Respondents who were ordered removed by immigration judges before January 1, 2014, and who have pending appeals at the BIA, now face a difficult dilemma: whether to withdraw the appeal to ensure their eligibility for DAPA. Under federal regulations (8 C.F.R. 1003.4), the withdrawal of an appeal to the BIA renders the immigration judge’s decision final as though no appeal had ever been taken—and once withdrawal of the appeal is granted, the date the order became final reverts back to the date of the immigration judge’s original decision.
This dilemma is particularly difficult for respondents who believe the BIA is likely to rule in their favor. By withdrawing an appeal, respondents could forego their opportunity to obtain a more permanent form of relief, such as asylum or cancellation of removal. Instead of withdrawing the appeal, such respondents could ask the Board to hold the case in abeyance until their DAPA applications are submitted and adjudicated. See Chapter 5.9(i) of the BIA Practice Manual. If the DAPA application is granted, such respondents could then ask for administrative closure or for the BIA to resolve the appeal.

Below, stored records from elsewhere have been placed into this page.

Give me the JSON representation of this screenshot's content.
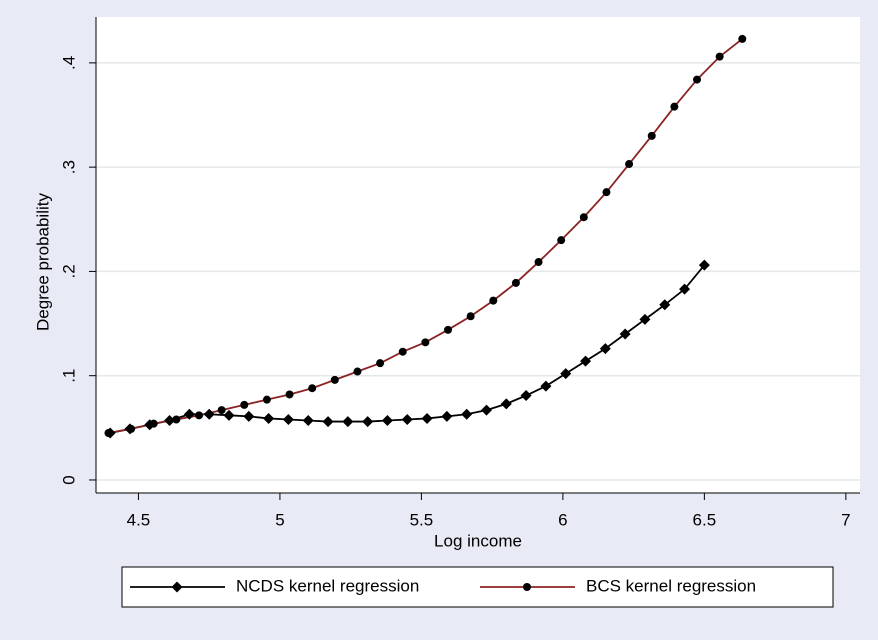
{
  "chart_data": {
    "type": "line",
    "x_label": "Log income",
    "y_label": "Degree probability",
    "xlim": [
      4.35,
      7.05
    ],
    "ylim": [
      -0.0125,
      0.444
    ],
    "xticks": [
      4.5,
      5,
      5.5,
      6,
      6.5,
      7
    ],
    "yticks": [
      {
        "value": 0,
        "label": "0"
      },
      {
        "value": 0.1,
        "label": ".1"
      },
      {
        "value": 0.2,
        "label": ".2"
      },
      {
        "value": 0.3,
        "label": ".3"
      },
      {
        "value": 0.4,
        "label": ".4"
      }
    ],
    "grid": true,
    "legend": "bottom",
    "series": [
      {
        "name": "NCDS kernel regression",
        "color": "#000000",
        "marker": "diamond",
        "marker_color": "#000000",
        "x": [
          4.4,
          4.47,
          4.54,
          4.61,
          4.68,
          4.75,
          4.82,
          4.89,
          4.96,
          5.03,
          5.1,
          5.17,
          5.24,
          5.31,
          5.38,
          5.45,
          5.52,
          5.59,
          5.66,
          5.73,
          5.8,
          5.87,
          5.94,
          6.01,
          6.08,
          6.15,
          6.22,
          6.29,
          6.36,
          6.43,
          6.5
        ],
        "values": [
          0.045,
          0.049,
          0.053,
          0.057,
          0.063,
          0.063,
          0.062,
          0.061,
          0.059,
          0.058,
          0.057,
          0.056,
          0.056,
          0.056,
          0.057,
          0.058,
          0.059,
          0.061,
          0.063,
          0.067,
          0.073,
          0.081,
          0.09,
          0.102,
          0.114,
          0.126,
          0.14,
          0.154,
          0.168,
          0.183,
          0.206
        ]
      },
      {
        "name": "BCS kernel regression",
        "color": "#8b2323",
        "marker": "circle",
        "marker_color": "#000000",
        "x": [
          4.394,
          4.474,
          4.554,
          4.634,
          4.714,
          4.794,
          4.874,
          4.954,
          5.034,
          5.114,
          5.194,
          5.274,
          5.354,
          5.434,
          5.514,
          5.594,
          5.674,
          5.754,
          5.834,
          5.914,
          5.994,
          6.074,
          6.154,
          6.234,
          6.314,
          6.394,
          6.474,
          6.554,
          6.634
        ],
        "values": [
          0.045,
          0.049,
          0.054,
          0.058,
          0.062,
          0.067,
          0.072,
          0.077,
          0.082,
          0.088,
          0.096,
          0.104,
          0.112,
          0.123,
          0.132,
          0.144,
          0.157,
          0.172,
          0.189,
          0.209,
          0.23,
          0.252,
          0.276,
          0.303,
          0.33,
          0.358,
          0.384,
          0.406,
          0.423
        ]
      }
    ]
  }
}
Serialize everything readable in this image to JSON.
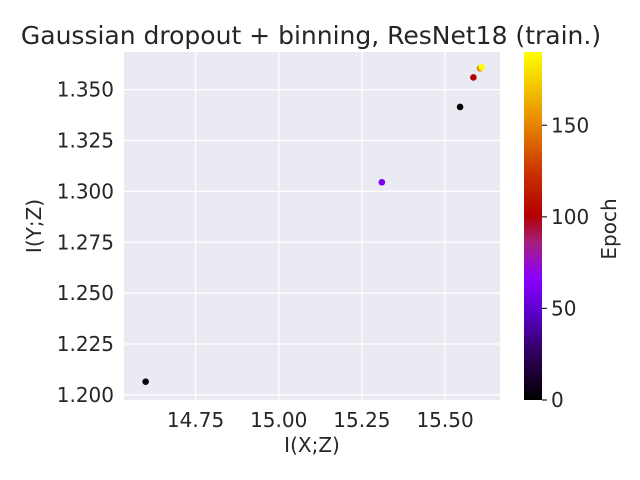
{
  "chart_data": {
    "type": "scatter",
    "title": "Gaussian dropout + binning, ResNet18 (train.)",
    "xlabel": "I(X;Z)",
    "ylabel": "I(Y;Z)",
    "xlim": [
      14.535,
      15.665
    ],
    "ylim": [
      1.1975,
      1.3685
    ],
    "xticks": [
      14.75,
      15.0,
      15.25,
      15.5
    ],
    "xtick_labels": [
      "14.75",
      "15.00",
      "15.25",
      "15.50"
    ],
    "yticks": [
      1.2,
      1.225,
      1.25,
      1.275,
      1.3,
      1.325,
      1.35
    ],
    "ytick_labels": [
      "1.200",
      "1.225",
      "1.250",
      "1.275",
      "1.300",
      "1.325",
      "1.350"
    ],
    "grid": true,
    "points": [
      {
        "x": 14.6,
        "y": 1.2065,
        "epoch": 5
      },
      {
        "x": 15.31,
        "y": 1.3045,
        "epoch": 60
      },
      {
        "x": 15.545,
        "y": 1.3415,
        "epoch": 0
      },
      {
        "x": 15.585,
        "y": 1.356,
        "epoch": 100
      },
      {
        "x": 15.605,
        "y": 1.3605,
        "epoch": 150
      },
      {
        "x": 15.61,
        "y": 1.361,
        "epoch": 190
      }
    ],
    "colorbar": {
      "label": "Epoch",
      "min": 0,
      "max": 190,
      "ticks": [
        0,
        50,
        100,
        150
      ],
      "tick_labels": [
        "0",
        "50",
        "100",
        "150"
      ],
      "colormap": "gnuplot"
    },
    "colors": {
      "plot_background": "#eaeaf2",
      "grid": "#ffffff",
      "text": "#262626"
    }
  }
}
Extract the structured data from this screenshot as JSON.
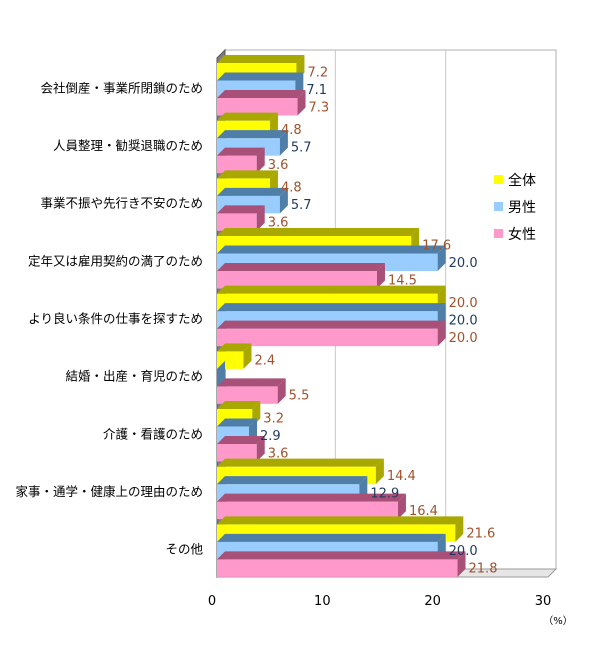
{
  "chart_data": {
    "type": "bar",
    "orientation": "horizontal",
    "style": "3d",
    "categories": [
      "会社倒産・事業所閉鎖のため",
      "人員整理・勧奨退職のため",
      "事業不振や先行き不安のため",
      "定年又は雇用契約の満了のため",
      "より良い条件の仕事を探すため",
      "結婚・出産・育児のため",
      "介護・看護のため",
      "家事・通学・健康上の理由のため",
      "その他"
    ],
    "series": [
      {
        "name": "全体",
        "color": "#FFFF00",
        "side_color": "#A8A800",
        "label_color": "#A0522D",
        "values": [
          7.2,
          4.8,
          4.8,
          17.6,
          20.0,
          2.4,
          3.2,
          14.4,
          21.6
        ],
        "labels": [
          "7.2",
          "4.8",
          "4.8",
          "17.6",
          "20.0",
          "2.4",
          "3.2",
          "14.4",
          "21.6"
        ]
      },
      {
        "name": "男性",
        "color": "#99CCFF",
        "side_color": "#4F7FA8",
        "label_color": "#1F3A5F",
        "values": [
          7.1,
          5.7,
          5.7,
          20.0,
          20.0,
          0,
          2.9,
          12.9,
          20.0
        ],
        "labels": [
          "7.1",
          "5.7",
          "5.7",
          "20.0",
          "20.0",
          "",
          "2.9",
          "12.9",
          "20.0"
        ]
      },
      {
        "name": "女性",
        "color": "#FF99CC",
        "side_color": "#A85078",
        "label_color": "#A0522D",
        "values": [
          7.3,
          3.6,
          3.6,
          14.5,
          20.0,
          5.5,
          3.6,
          16.4,
          21.8
        ],
        "labels": [
          "7.3",
          "3.6",
          "3.6",
          "14.5",
          "20.0",
          "5.5",
          "3.6",
          "16.4",
          "21.8"
        ]
      }
    ],
    "xlim": [
      0,
      30
    ],
    "xticks": [
      "0",
      "10",
      "20",
      "30"
    ],
    "unit_label": "（%）",
    "grid": true,
    "legend_position": "right"
  }
}
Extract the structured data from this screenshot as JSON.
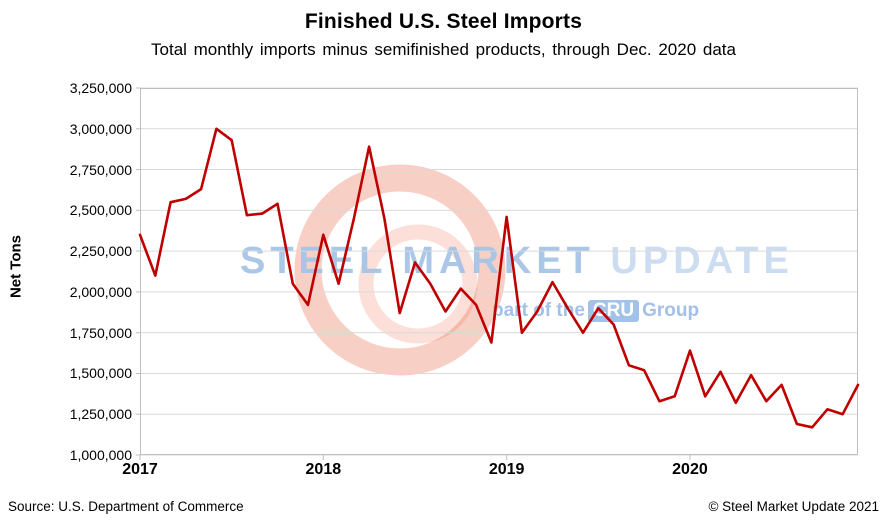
{
  "page": {
    "source": "Source: U.S. Department of Commerce",
    "copyright": "© Steel Market Update 2021"
  },
  "watermark": {
    "main1": "STEEL MARKET",
    "main2": " UPDATE",
    "sub_pre": "part of the",
    "cru": "CRU",
    "sub_post": "Group"
  },
  "colors": {
    "line": "#C00000",
    "grid": "#D9D9D9",
    "border": "#BFBFBF",
    "watermark_logo": "#E6502D",
    "watermark_text": "#A8C4E4",
    "cru_bg": "#8DB3E2"
  },
  "chart_data": {
    "type": "line",
    "title": "Finished U.S. Steel Imports",
    "subtitle": "Total monthly imports minus semifinished products, through Dec. 2020 data",
    "xlabel": "",
    "ylabel": "Net Tons",
    "ylim": [
      1000000,
      3250000
    ],
    "grid": true,
    "legend": "none",
    "x_unit": "month",
    "x_start": "2017-01",
    "x_end": "2020-12",
    "yticks": [
      {
        "label": "1,000,000",
        "value": 1000000
      },
      {
        "label": "1,250,000",
        "value": 1250000
      },
      {
        "label": "1,500,000",
        "value": 1500000
      },
      {
        "label": "1,750,000",
        "value": 1750000
      },
      {
        "label": "2,000,000",
        "value": 2000000
      },
      {
        "label": "2,250,000",
        "value": 2250000
      },
      {
        "label": "2,500,000",
        "value": 2500000
      },
      {
        "label": "2,750,000",
        "value": 2750000
      },
      {
        "label": "3,000,000",
        "value": 3000000
      },
      {
        "label": "3,250,000",
        "value": 3250000
      }
    ],
    "xticks": [
      {
        "label": "2017",
        "index": 0
      },
      {
        "label": "2018",
        "index": 12
      },
      {
        "label": "2019",
        "index": 24
      },
      {
        "label": "2020",
        "index": 36
      }
    ],
    "values": [
      2350000,
      2100000,
      2550000,
      2570000,
      2630000,
      3000000,
      2930000,
      2470000,
      2480000,
      2540000,
      2050000,
      1920000,
      2350000,
      2050000,
      2450000,
      2890000,
      2450000,
      1870000,
      2180000,
      2050000,
      1880000,
      2020000,
      1920000,
      1690000,
      2460000,
      1750000,
      1880000,
      2060000,
      1900000,
      1750000,
      1900000,
      1800000,
      1550000,
      1520000,
      1330000,
      1360000,
      1640000,
      1360000,
      1510000,
      1320000,
      1490000,
      1330000,
      1430000,
      1190000,
      1170000,
      1280000,
      1250000,
      1430000
    ]
  }
}
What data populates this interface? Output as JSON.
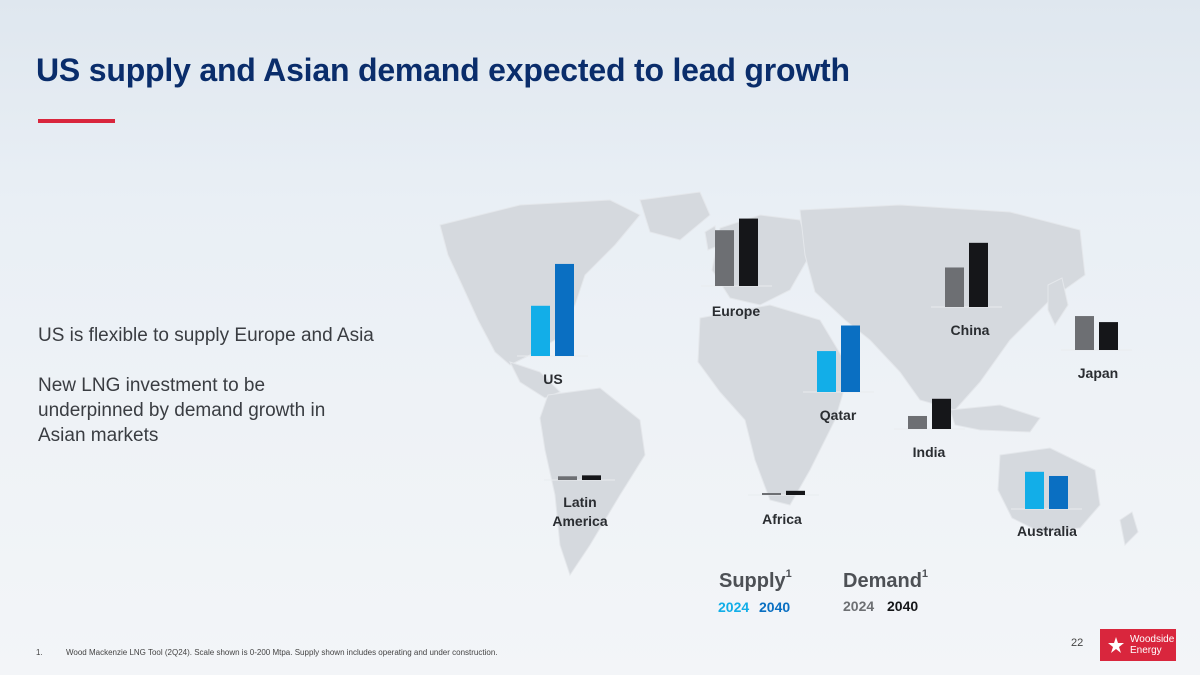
{
  "slide": {
    "title": "US supply and Asian demand expected to lead growth",
    "body_lines": [
      "US is flexible to supply Europe and Asia",
      "New LNG investment to be underpinned by demand growth in Asian markets"
    ],
    "page_number": "22",
    "footnote_number": "1.",
    "footnote_text": "Wood Mackenzie LNG Tool (2Q24). Scale shown is 0-200 Mtpa. Supply shown includes operating and under construction.",
    "logo_text_line1": "Woodside",
    "logo_text_line2": "Energy"
  },
  "legend": {
    "supply_label": "Supply",
    "demand_label": "Demand",
    "footnote_marker": "1",
    "supply_years": [
      "2024",
      "2040"
    ],
    "demand_years": [
      "2024",
      "2040"
    ]
  },
  "colors": {
    "supply_2024": "#12aee8",
    "supply_2040": "#0a6fc2",
    "demand_2024": "#6d6f73",
    "demand_2040": "#151619",
    "title": "#0a2d6b",
    "accent": "#d9263d"
  },
  "chart_data": {
    "type": "bar",
    "title": "",
    "ylim": [
      0,
      200
    ],
    "unit": "Mtpa",
    "series": [
      {
        "name": "Supply 2024"
      },
      {
        "name": "Supply 2040"
      },
      {
        "name": "Demand 2024"
      },
      {
        "name": "Demand 2040"
      }
    ],
    "regions": [
      {
        "name": "US",
        "label_lines": [
          "US"
        ],
        "kind": "supply",
        "values": [
          108,
          198
        ]
      },
      {
        "name": "Europe",
        "label_lines": [
          "Europe"
        ],
        "kind": "demand",
        "values": [
          120,
          145
        ]
      },
      {
        "name": "China",
        "label_lines": [
          "China"
        ],
        "kind": "demand",
        "values": [
          85,
          138
        ]
      },
      {
        "name": "Japan",
        "label_lines": [
          "Japan"
        ],
        "kind": "demand",
        "values": [
          73,
          60
        ]
      },
      {
        "name": "Qatar",
        "label_lines": [
          "Qatar"
        ],
        "kind": "supply",
        "values": [
          88,
          143
        ]
      },
      {
        "name": "India",
        "label_lines": [
          "India"
        ],
        "kind": "demand",
        "values": [
          28,
          65
        ]
      },
      {
        "name": "Latin America",
        "label_lines": [
          "Latin",
          "America"
        ],
        "kind": "demand",
        "values": [
          8,
          10
        ]
      },
      {
        "name": "Africa",
        "label_lines": [
          "Africa"
        ],
        "kind": "demand",
        "values": [
          1,
          9
        ]
      },
      {
        "name": "Australia",
        "label_lines": [
          "Australia"
        ],
        "kind": "supply",
        "values": [
          80,
          71
        ]
      }
    ]
  }
}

Potential DAPA applicants whose BIA appeals were dismissed on or after January 1, 2014, should seek to have the Board reopen their cases by whatever means possible. If a petition for review was filed with a federal circuit court, reach out to the attorney for the Office of Immigration Litigation (OIL) to ask for a remand, which would render the order of removal non-final. If no petition for review was filed, file a motion to reopen with the BIA asking the Board to administratively close proceedings to permit consideration of the respondent’s future DAPA application. Again, while filing a motion to reopen does not affect the finality of the removal order, ICE may elect to join or at least not oppose the motion, or the BIA could grant it as a matter of discretion, rendering the respondent eligible for DAPA.